啊…浪漫的愛情啊, 美好又令人痴醉, 傷心又斷魂, 通常所有的感覺會同時彙集在一起。
Why do we choose to put ourselves through its emotional wringer?
我們為什麼總是用它來折磨自己呢? 愛會讓我們的生命有意義嗎?
Does love make our lives meaningful, or is it an escape from our loneliness and suffering? Is love a disguise for our sexual desire, or a trick of biology to make us procreate? Is it all we need? Do we need it at all?
亦或它使我們從孤寂和痛苦中解脫? 還是用來掩飾我們對性的慾望嗎? 還是說它是身體戲弄我們去繁衍後代的 一個手段? 愛是一切嗎? 我們真的需要愛嗎?
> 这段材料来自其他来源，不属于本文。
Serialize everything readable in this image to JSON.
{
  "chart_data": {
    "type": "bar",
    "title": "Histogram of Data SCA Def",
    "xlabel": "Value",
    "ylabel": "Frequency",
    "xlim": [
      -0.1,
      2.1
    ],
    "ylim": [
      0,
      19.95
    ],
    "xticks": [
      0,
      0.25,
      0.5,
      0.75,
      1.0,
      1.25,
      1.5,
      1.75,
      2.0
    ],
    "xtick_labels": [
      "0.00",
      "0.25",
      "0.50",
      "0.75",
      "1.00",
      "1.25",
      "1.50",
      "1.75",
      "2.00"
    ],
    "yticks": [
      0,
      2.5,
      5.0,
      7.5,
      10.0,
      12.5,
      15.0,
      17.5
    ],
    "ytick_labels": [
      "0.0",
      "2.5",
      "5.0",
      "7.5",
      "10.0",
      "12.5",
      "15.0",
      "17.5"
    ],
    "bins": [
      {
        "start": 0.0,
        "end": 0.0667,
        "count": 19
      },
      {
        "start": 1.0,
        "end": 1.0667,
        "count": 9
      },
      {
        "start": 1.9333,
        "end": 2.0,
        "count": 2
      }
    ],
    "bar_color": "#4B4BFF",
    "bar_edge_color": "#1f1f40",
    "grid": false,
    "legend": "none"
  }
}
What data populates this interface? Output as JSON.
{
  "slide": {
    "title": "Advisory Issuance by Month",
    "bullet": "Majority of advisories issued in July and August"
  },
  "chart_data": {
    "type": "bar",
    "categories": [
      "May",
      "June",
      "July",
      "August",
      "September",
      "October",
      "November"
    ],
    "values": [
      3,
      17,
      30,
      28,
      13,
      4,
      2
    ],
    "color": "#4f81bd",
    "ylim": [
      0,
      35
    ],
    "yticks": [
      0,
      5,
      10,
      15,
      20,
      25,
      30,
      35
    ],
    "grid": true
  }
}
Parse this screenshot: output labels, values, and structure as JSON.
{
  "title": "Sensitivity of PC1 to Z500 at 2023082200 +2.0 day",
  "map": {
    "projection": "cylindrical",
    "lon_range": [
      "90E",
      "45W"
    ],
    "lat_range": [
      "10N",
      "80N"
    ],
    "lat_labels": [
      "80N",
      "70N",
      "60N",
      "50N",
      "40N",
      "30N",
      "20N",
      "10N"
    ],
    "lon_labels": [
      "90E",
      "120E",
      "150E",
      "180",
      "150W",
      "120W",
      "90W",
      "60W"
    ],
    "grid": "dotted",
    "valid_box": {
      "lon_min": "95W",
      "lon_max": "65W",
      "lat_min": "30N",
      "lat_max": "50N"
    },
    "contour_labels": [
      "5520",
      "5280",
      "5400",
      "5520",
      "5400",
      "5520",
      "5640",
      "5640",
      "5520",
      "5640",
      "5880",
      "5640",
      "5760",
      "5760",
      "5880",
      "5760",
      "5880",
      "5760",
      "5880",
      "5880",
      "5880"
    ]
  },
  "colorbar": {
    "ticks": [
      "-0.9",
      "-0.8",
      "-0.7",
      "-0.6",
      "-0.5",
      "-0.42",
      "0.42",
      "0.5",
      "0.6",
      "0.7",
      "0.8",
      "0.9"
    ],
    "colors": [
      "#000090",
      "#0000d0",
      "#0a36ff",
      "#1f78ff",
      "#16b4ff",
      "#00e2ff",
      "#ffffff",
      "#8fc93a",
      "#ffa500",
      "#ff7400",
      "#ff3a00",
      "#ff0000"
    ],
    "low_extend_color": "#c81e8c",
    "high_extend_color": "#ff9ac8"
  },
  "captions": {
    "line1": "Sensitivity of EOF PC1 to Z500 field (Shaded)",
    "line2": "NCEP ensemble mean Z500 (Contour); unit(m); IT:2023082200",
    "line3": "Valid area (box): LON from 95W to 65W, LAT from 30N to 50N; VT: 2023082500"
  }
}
If romantic love has a purpose, neither science nor psychology has discovered it yet. But over the course of history, some of our most respected philosophers have put forward some intriguing theories. Love makes us whole, again.
如果說愛情是有目的, 自然科學和心理學上至今卻對此都沒什麼發展。 但在歷史的長河中, 一些我們敬佩的哲學家 曾推出過一些有趣的理論。 愛情使我們再一次變得完整。
The ancient Greek philosopher Plato explored the idea that we love in order to become complete. In his "Symposium", he wrote about a dinner party, at which Aristophanes, a comic playwright, regales the guests with the following story: humans were once creatures with four arms, four legs, and two faces.
古希臘哲學家柏拉圖 探索了“愛讓我們變得完整”這一理念 在《會飲篇》中, 他描述了一個晚餐派對, 派對上,一位喜劇演員,阿里斯托芬, 講了如下這個故事來娛樂在場的賓客: 人類曾是擁有四個臂膀, 四條腿和兩張臉的生物。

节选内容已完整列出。